Casini: Rutelli? notizia positiva, minimo e' raddoppiare voti
Il fondatore della Margherita lascia il Pd
01 novembre, 19:18
ROMA - "Accolgo positivamente la notizia. Si può realizzare un percorso comune. Non è un problema di destra, di sinistra o di centro perché bisogna parlare agli italiani un linguaggio di senso che vada nella direzione di modernizzare il Paese in modo da ancorarlo a valori seri in un momento di degrado". Lo afferma Pier Ferdinando Casini , a margine di un convegno della fondazione Liberal, commentando l'addio di Francesco Rutelli al Pd. A chi gli chiede se con l'ipotesi di avviare un percorso comune con l'ex leader della Margherità ci sia la possibilità di raddoppiare i consensi, l'ex presidente della Camera risponde: "E'il minimo sennò sarebbe un insuccesso".
"Rutelli sta facendo un lavoro positivo che va nella stessa nostra direzione. Gli faccio i miei auguri. Speriamo di ritrovarci entro breve". Lo ha detto il segretario dell'Udc, Lorenzo Cesa. "Questo bipolarismo - ha aggiunto - sta mostrando ancora una volta tutti i suoi limiti. Rutelli ha avuto il coraggio di denunciare la crisi del progetto Pd, così come stanno emergendo molte contraddizioni all'interno del Pdl. Noi siamo l'alternativa vera a questo continuo scontro che non dà risposte ai cittadini".

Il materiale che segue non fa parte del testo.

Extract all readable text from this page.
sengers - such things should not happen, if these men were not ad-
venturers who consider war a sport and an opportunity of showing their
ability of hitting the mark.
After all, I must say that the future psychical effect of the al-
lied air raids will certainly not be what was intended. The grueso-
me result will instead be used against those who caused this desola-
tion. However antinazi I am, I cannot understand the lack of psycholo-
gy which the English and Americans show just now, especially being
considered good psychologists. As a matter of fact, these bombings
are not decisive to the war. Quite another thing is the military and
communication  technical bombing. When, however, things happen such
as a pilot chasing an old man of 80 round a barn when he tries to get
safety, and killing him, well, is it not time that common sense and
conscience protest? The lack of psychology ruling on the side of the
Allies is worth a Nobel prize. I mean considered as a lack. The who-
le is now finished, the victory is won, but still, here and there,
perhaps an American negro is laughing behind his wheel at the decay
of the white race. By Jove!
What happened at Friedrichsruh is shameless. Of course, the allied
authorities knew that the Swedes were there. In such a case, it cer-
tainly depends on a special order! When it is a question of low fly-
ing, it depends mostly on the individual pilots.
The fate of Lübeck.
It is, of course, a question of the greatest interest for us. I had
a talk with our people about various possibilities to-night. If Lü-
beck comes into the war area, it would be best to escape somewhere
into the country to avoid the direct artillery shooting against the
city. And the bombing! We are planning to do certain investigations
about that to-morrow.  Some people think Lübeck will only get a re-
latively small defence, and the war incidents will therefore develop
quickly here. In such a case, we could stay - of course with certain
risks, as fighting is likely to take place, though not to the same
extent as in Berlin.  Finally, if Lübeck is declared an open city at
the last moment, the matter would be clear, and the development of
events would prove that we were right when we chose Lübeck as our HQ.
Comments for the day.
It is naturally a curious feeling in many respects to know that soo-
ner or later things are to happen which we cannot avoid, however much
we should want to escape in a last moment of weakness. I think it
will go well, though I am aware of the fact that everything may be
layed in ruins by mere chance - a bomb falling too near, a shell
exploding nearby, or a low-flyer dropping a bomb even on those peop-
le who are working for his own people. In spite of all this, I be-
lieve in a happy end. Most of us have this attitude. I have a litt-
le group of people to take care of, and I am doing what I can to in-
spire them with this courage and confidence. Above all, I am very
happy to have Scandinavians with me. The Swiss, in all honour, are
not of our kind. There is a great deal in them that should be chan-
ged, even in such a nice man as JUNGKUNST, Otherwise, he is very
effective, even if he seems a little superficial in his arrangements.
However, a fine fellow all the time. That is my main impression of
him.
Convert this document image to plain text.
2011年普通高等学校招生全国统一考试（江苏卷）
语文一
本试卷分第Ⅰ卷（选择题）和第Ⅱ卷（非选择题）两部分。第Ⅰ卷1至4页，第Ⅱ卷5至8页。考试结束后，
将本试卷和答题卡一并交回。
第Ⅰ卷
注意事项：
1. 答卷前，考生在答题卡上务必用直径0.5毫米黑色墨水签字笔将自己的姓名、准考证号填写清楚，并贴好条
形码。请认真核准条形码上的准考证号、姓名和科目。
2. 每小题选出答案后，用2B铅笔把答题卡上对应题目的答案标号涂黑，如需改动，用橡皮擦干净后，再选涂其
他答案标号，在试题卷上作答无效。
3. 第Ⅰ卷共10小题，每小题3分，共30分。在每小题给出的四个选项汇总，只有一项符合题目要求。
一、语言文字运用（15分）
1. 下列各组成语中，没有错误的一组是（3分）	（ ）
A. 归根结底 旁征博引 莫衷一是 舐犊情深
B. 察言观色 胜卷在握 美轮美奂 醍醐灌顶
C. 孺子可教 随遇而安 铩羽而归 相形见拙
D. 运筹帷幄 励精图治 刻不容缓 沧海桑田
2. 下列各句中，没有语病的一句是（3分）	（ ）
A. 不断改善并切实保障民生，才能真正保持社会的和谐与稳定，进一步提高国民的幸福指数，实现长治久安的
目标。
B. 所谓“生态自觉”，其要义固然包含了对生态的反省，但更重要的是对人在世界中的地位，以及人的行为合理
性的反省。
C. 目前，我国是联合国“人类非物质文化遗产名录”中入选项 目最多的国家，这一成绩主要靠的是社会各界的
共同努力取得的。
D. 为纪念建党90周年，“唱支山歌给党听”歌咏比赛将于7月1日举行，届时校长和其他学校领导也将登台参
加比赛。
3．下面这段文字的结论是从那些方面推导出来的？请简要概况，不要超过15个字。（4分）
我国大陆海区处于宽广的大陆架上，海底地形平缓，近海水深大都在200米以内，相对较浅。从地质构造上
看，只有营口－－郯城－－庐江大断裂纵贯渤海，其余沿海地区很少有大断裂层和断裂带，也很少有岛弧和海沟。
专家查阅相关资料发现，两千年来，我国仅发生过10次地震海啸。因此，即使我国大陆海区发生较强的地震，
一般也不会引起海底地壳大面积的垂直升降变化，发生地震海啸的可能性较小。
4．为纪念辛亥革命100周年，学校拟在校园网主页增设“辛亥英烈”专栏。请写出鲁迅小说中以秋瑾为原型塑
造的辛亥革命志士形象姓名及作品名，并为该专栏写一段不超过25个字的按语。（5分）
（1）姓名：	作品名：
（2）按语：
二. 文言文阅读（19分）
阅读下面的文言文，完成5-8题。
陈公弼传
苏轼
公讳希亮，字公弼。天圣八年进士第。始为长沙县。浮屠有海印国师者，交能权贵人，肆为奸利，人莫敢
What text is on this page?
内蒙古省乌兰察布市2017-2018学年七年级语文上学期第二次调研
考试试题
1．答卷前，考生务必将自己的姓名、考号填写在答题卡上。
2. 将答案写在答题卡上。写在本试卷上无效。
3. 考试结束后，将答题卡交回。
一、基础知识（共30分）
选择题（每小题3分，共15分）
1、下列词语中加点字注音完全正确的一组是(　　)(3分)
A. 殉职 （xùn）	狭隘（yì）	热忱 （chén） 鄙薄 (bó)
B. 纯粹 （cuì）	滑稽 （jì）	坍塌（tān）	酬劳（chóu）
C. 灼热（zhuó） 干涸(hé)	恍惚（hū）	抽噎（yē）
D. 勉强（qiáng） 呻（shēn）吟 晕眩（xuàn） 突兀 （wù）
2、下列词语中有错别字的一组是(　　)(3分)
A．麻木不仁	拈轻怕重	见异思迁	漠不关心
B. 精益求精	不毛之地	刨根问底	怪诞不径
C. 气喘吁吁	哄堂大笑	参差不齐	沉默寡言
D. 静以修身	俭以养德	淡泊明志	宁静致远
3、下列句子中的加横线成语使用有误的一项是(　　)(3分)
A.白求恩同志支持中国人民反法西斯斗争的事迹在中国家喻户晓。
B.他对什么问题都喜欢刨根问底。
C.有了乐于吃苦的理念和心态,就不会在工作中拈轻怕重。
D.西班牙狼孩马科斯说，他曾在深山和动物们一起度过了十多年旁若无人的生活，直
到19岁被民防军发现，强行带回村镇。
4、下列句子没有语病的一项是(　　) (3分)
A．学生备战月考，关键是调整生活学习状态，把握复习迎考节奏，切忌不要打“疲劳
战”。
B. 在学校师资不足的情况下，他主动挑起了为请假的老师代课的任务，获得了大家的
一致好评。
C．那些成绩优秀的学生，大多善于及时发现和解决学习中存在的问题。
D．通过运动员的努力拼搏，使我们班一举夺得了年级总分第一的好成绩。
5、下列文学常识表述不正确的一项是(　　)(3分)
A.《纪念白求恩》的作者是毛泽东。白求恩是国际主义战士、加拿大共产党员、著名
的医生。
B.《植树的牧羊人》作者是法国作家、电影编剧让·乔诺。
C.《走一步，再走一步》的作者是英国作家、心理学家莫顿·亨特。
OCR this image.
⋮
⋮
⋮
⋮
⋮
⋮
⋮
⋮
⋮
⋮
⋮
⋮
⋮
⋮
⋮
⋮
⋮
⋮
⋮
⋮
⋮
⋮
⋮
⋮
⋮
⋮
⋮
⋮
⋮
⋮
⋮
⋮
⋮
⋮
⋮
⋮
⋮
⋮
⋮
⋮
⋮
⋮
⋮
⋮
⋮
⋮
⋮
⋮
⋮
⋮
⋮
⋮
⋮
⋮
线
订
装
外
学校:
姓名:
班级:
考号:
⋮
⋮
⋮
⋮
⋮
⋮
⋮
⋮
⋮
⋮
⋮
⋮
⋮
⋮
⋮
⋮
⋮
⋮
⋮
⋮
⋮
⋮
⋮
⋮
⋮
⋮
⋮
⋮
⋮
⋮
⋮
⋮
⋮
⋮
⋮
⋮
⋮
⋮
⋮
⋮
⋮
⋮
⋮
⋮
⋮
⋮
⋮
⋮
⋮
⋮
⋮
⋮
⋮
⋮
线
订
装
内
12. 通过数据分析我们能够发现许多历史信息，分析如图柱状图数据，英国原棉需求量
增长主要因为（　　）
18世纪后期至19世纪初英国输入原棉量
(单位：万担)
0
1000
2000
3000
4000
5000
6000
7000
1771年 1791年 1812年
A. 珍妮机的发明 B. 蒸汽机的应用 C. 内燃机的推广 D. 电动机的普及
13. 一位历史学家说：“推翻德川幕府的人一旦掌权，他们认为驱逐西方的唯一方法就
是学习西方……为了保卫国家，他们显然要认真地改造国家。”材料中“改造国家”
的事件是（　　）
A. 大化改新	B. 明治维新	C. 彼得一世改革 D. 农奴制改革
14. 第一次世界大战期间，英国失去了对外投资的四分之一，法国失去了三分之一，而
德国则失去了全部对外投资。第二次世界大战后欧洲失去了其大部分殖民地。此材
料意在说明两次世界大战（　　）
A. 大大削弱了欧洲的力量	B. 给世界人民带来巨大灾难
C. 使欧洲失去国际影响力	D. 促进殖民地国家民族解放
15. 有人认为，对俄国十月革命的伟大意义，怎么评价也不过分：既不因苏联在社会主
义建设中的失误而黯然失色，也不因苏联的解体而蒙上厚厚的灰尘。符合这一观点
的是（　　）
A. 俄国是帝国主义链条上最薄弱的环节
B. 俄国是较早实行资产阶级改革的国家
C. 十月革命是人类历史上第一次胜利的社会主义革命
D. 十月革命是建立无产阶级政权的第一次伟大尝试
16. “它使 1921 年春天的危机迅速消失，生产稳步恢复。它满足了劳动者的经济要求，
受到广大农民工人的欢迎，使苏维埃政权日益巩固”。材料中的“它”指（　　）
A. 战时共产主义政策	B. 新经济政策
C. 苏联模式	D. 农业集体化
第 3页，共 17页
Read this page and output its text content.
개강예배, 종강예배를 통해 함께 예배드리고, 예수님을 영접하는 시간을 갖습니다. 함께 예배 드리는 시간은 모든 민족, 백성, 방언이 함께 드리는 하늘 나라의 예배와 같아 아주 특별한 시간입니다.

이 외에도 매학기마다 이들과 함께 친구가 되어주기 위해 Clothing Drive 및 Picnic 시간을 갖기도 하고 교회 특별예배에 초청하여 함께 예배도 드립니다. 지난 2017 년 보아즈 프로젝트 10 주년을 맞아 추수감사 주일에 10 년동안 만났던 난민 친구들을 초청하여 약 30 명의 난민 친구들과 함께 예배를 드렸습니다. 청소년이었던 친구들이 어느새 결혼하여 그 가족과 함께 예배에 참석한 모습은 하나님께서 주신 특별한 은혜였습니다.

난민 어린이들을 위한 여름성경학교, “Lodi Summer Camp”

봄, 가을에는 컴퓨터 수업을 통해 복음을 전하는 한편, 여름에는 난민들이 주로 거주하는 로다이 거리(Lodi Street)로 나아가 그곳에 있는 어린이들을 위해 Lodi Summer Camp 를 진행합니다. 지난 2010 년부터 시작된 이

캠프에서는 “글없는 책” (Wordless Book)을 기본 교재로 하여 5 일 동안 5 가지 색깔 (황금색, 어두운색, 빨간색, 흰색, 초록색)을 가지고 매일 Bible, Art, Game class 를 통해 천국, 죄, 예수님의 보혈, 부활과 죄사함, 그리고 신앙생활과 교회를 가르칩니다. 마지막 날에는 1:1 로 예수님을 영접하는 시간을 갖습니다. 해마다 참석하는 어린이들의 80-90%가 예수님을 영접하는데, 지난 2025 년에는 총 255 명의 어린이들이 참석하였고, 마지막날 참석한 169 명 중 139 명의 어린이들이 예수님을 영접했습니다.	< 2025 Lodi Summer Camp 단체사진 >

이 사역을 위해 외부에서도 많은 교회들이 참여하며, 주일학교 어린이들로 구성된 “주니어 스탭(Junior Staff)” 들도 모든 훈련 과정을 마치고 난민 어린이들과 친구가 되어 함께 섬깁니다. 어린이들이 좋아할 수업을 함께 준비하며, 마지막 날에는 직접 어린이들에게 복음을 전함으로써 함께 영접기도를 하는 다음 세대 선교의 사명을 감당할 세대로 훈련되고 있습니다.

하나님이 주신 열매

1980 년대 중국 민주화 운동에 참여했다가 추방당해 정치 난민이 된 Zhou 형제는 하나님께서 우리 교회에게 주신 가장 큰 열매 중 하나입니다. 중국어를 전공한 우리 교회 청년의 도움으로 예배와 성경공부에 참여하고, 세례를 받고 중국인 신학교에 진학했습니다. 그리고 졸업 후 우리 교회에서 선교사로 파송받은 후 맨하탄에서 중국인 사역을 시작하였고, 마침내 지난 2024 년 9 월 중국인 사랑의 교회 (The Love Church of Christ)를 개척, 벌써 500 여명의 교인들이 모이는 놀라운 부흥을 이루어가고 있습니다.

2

Francesco Rutelli, dopo aver annunciato dalle colonne del Corsera il divorzio immediato dal Pd, è già al lavoro per organizzare i suoi in vista di un'intesa con l'Udc. A quanto si apprende Rutelli si è riunito nel pomeriggio con i promotori del manifesto "Cambiamento e buon governo", una iniziativa lanciata nei giorni scorsi a Palazzo Ruspoli dove si erano dati appuntamento il presidente della Provincia di Trento Lorenzo Dellai, il sindaco di Venezia Massimo Cacciari, l'esponente dell'Udc Bruno Tabacci, l'ex ministro Linda Lanzillotta e il presidente di Unioncamere Andrea Mondello. La riunione, sempre secondo quanto si apprende, riguarda l'organizzazione del nuovo movimento e le prime iniziative da mettere in campo.
Nessun commento da parte di Massimo D'Alema sulla decisione di Francesco Rutelli di lasciare il Pd. "Nella uscita di Rutelli dal Pd c'é una nettezza e una nitidezza che va riconosciuta e apprezzata. Se la scelta è netta e nitide sono le spiegazioni, lo stesso non si puòcerto dire per la prospettiva", afferma invece Arturo Parisi (Pd). "Non è a sinistra che la forza di gravità tende a spostare Pd, ma indietro. Non è quindi - rileva Parisi - con una iniziativa di centro e inevitabilmente centrista che si può mettere riparo al danno fatto da tanti e innanzitutto dallo stesso Rutelli, ma riproponendo con forza la domanda di un partito nuovo". "Di questa novità - conclude l'ex ministro della difesa - non c'é nel foglietto che Rutelli chiama Manifesto alcuna traccia. Il braccio alzato di Rutelli ci dice certo della sua esistenza e della sua scontentezza, ma niente sulla luna che vorrebbe indicare".